Каролина смотрела на нарисованные Тиммо звезды, думая, что рука судьбы указующим перстом направляет ее на путь истинный, коим она считала работу в галерее Макконелл, которая во что бы то ни стало должна изменить ее участь. Всю жизнь она верила в судьбу, не считая тех двух исключительных случаев, связанных с появлением в ее жизни Перикла Джейго. Она была твердо уверена в том, что поймать удачу – значит появиться в нужном месте и в нужное время.

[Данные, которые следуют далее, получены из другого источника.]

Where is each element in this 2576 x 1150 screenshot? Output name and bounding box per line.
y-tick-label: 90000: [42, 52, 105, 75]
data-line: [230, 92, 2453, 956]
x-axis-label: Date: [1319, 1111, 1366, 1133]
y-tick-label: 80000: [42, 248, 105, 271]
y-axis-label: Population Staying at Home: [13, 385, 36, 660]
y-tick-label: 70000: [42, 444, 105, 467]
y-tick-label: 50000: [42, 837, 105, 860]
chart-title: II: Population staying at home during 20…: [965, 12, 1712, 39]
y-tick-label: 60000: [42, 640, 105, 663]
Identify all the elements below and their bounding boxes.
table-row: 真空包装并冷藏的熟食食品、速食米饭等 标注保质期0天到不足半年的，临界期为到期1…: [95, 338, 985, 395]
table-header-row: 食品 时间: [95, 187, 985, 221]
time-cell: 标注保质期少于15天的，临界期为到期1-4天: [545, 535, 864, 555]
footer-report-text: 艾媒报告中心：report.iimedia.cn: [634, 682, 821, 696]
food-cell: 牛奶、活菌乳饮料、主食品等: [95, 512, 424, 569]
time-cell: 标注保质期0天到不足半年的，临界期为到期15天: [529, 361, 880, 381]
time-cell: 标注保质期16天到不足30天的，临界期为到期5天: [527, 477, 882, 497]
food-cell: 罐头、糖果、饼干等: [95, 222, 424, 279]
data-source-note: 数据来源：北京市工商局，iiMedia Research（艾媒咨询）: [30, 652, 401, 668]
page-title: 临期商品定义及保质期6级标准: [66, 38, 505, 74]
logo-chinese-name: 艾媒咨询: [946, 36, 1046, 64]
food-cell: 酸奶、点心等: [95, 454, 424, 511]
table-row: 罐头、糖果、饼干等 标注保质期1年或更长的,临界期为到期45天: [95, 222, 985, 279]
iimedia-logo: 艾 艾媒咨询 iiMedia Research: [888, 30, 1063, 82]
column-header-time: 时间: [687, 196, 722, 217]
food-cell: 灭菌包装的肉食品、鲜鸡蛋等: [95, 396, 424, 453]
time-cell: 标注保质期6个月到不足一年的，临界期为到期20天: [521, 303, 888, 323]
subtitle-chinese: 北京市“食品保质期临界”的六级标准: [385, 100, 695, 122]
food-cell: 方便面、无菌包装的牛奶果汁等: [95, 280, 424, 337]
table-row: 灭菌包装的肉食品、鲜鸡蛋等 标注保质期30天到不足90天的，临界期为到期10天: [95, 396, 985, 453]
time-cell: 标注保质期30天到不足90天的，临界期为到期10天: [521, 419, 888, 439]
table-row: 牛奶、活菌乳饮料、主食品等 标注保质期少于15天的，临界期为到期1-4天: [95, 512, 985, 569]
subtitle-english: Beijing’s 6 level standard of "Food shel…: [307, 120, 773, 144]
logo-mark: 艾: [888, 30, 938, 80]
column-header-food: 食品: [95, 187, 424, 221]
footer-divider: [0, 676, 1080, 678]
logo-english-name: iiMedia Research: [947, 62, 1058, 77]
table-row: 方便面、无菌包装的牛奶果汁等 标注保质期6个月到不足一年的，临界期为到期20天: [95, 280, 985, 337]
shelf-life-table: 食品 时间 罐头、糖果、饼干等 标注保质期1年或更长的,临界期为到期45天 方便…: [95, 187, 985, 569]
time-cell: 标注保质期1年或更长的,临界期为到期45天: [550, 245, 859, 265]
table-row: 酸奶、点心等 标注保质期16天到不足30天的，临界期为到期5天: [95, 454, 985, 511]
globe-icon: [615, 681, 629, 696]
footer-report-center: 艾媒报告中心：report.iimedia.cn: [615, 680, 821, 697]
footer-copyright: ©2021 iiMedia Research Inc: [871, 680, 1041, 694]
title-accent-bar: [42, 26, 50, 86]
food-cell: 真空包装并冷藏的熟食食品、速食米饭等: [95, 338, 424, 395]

Обернув свое хрупкое тело доставшейся ей от Перикла шелковой яркой пижамой, она, трясясь мелкой дрожью, включила свет, внимательно уставившись на ряд подвешенных на выступающую часть стены латунных подвесок, беспокойно думая о своем будущем. Она все еще никак не могла расстаться с этой навязчивой идеей – получить работу в театре. Она была готова начать с самых черновых обязанностей: готовить чай, бегать за бутербродами, даже мыть полы, делать все, чтобы только как-нибудь переступить порог театра. Только бы найти верный путь, чтобы добиться поставленной перед собой цели.
Бродя по комнате, она с любопытством рассматривала работы Тиммо. Эти массивные, цвета серого антрацита и белые полотна еще больше подчеркивали ее одиночество, снова возвращая ее память к тем дням, когда она была с Периклом. Ощущая холод, будто исходивший от этих грустных полотен, и не менее веселых мыслей, она взглянула в окно. С неба падали тяжелые снежные хлопья, и этот мрачный пейзаж был созвучен с обозреваемым ею видом Нью-Йорка, ветхие здания и крыши которого громоздились над грязными, серо-коричневыми водами реки Гудзон. Ведь еще прошлой ночью эти окна казались ей вратами в сказочное королевство, открывавшее панораму многочисленных извилистых манхэттенских мостов, залитых морем светящихся огней, обещавших бездну радости и наслаждений.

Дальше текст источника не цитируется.